Lack of limitations on the key syntax is another example. Dotted keys that look exactly like floats are valid: 2.1 = 1.2. Likewise, special floating-point values nan and inf are not reserved keywords and can be used as keys, as in inf = nan, and the same applies to boolean values: true = false is valid TOML.

These facts make the language context-sensitive over the set of characters, which prevents using tools designed for context-free languages for parsing it. OTOML solves that problem by tracking the context in the lexer and feeding the Menhir LR parser a set of abstract tokens that make it look context-free.
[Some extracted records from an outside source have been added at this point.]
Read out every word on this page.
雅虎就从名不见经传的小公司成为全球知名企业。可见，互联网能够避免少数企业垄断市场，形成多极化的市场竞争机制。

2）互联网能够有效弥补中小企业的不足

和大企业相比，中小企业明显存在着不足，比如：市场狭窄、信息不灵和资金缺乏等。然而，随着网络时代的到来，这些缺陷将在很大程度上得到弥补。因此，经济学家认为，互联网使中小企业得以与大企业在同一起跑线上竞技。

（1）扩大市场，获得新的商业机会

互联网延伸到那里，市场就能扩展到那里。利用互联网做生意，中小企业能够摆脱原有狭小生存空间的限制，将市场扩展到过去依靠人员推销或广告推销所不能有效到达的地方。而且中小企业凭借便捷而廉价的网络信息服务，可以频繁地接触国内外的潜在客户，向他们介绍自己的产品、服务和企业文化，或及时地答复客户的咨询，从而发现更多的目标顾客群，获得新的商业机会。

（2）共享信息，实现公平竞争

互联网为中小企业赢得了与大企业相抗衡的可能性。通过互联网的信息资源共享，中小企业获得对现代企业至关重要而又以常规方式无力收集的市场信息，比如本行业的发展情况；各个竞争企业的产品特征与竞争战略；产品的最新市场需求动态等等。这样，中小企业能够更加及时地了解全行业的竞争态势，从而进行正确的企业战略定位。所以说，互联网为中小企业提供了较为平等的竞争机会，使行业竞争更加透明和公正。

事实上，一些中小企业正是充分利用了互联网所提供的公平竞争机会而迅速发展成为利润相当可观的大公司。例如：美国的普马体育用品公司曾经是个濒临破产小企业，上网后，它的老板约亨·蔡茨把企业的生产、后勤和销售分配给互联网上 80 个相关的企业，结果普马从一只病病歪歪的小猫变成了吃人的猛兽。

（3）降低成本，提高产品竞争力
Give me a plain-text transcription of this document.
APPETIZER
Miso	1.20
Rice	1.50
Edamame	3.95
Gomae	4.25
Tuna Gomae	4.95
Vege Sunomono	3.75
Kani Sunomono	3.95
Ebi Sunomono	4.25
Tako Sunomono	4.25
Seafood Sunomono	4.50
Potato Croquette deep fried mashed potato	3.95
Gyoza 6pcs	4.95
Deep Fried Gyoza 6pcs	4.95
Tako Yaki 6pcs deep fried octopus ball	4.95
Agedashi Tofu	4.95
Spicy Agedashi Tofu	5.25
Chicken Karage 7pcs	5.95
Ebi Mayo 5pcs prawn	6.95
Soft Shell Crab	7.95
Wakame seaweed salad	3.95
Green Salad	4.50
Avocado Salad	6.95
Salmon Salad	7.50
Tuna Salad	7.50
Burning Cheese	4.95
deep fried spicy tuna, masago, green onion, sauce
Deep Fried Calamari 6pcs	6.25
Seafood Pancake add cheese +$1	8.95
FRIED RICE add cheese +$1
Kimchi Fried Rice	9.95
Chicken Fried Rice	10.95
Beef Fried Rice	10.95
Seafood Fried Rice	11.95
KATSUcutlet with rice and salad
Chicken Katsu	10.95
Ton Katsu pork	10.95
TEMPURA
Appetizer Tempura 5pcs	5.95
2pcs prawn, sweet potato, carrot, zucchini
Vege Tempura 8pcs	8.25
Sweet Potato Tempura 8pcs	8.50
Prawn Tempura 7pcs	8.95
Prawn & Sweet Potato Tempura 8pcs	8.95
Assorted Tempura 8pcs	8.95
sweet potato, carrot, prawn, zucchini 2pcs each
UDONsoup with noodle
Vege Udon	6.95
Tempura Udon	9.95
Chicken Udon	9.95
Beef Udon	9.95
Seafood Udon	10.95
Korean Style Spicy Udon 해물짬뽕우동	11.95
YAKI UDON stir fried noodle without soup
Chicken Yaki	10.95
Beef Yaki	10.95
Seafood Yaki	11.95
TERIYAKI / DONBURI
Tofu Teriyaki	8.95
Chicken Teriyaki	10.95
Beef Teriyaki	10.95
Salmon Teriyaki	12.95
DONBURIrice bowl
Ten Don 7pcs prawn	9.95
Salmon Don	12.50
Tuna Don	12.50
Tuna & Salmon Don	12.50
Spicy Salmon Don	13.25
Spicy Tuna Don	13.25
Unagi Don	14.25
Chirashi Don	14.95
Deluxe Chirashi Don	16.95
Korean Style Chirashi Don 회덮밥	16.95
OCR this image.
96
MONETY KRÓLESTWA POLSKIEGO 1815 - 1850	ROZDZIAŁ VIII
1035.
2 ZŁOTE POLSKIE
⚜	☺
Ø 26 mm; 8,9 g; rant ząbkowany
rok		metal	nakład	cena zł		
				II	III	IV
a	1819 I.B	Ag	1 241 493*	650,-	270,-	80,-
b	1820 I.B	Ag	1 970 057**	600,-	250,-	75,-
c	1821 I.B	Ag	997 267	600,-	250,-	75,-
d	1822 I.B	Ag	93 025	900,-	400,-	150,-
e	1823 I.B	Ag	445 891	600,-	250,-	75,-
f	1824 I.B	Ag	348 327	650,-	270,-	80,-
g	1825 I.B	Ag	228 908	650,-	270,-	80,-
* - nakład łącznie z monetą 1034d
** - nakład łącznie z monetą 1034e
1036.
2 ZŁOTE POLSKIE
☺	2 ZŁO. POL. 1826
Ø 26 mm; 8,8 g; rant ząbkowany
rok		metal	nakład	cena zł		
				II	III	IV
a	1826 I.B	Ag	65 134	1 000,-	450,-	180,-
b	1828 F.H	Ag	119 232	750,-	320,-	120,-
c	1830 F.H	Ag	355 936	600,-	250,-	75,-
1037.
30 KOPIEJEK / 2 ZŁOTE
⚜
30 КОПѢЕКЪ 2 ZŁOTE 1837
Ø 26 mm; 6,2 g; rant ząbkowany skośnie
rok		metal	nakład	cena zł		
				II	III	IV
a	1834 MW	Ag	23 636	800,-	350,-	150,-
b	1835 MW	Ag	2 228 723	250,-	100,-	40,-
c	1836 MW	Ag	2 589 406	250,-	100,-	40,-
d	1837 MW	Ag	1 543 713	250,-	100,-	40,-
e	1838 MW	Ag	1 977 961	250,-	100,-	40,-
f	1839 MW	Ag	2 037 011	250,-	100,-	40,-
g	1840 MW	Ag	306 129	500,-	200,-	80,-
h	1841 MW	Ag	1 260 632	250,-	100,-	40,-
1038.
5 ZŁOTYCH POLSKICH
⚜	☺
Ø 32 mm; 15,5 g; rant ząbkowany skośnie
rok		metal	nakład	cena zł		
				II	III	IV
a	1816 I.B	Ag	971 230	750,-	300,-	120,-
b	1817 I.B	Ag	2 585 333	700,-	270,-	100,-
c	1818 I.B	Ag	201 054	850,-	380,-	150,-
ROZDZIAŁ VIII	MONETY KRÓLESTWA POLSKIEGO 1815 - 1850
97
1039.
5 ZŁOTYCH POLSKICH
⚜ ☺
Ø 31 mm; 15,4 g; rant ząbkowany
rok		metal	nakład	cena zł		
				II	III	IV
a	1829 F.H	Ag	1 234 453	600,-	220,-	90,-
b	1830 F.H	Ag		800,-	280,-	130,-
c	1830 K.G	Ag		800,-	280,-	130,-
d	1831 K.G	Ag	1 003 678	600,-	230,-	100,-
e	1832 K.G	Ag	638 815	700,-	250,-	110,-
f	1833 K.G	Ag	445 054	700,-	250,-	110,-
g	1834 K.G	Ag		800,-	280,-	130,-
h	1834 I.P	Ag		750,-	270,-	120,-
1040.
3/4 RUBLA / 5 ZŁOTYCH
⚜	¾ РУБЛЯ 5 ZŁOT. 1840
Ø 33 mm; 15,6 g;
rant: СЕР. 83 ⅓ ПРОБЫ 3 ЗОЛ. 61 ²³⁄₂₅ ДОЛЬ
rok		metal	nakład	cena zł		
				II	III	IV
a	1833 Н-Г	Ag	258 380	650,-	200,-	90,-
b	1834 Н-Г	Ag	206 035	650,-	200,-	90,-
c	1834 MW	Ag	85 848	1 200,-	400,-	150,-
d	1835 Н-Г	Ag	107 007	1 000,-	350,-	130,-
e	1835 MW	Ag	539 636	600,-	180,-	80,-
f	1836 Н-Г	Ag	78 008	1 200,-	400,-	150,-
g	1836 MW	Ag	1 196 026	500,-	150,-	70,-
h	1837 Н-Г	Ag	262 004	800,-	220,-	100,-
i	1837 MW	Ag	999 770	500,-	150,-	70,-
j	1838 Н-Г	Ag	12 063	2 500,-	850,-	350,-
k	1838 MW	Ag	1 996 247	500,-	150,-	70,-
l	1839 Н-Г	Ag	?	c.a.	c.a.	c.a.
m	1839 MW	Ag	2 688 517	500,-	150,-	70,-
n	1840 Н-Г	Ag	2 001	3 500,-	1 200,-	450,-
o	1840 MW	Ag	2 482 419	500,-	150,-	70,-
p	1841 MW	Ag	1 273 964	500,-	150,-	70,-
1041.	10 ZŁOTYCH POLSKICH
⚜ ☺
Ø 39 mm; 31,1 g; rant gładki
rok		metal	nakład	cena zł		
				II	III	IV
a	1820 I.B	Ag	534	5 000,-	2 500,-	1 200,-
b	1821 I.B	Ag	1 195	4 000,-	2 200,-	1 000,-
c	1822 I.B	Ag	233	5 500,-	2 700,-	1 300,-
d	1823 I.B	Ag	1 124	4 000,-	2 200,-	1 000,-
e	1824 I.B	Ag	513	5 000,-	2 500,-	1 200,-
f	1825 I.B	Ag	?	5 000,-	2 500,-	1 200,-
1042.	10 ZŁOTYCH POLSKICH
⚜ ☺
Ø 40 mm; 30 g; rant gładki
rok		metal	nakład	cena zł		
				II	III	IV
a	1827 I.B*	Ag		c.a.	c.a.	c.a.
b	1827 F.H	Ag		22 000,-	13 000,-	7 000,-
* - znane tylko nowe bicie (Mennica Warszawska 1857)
Many libraries are non-compliant

The hidden complexity of the specification leads to many non-compliant libraries. Those incompatibilities can persist for a long time because most users are only using a small, indeed a minimal and obvious subset of the language.

The TOML project wiki features a list of implementations, but standard compliance is self-reported and being listed as “v. X.Y compliant” does not guarantee anything.

An additional obstacle to interoperability between libraries is the slow uptake of new versions. Implementations that report 1.0.0 compliance are a minority, some programming languages still don’t have a 1.0.0-compliant implementation available, and many libraries appear to have never been updated from 0.5.0 and 0.4.0, or even earlier specification versions.

Testing is hard

There is no official TOML test suite. The de facto standard test suite developed by community members strives to close that gap, but testing existing libraries with it is a non-trivial problem.

The main issue is that most libraries were designed to map TOML types directly to native types of the implementation language, and that conversion is not always lossless. For a simple example, TOML has distinct integer and float types, while some programming languages (like Lua, Perl, or JavaScript) don’t, and TOML libraries for them simply map both integer and float values to the native numeric type. The test suite expected the unit-under-test to tell it both the value and the original type, so such libraries would need to be modified to expose the AST to the test suite interface.

Thus, there is no easy way to build a true picture of library compliance statistics.

Conclusion

While TOML succeeded at giving users a friendly configuration language, its specification and ecosystem are not without problems, and there are many lessons that future format designers and implementers can learn from it.

In particular, a comprehensive test suite should definitely be developed in lock-step with the specification to avoid future problems with applying it to existing code. Besides, the language itself should be carefully designed to account for unintended edge cases, feature interactions, and unfortunate implications for the language complexity class.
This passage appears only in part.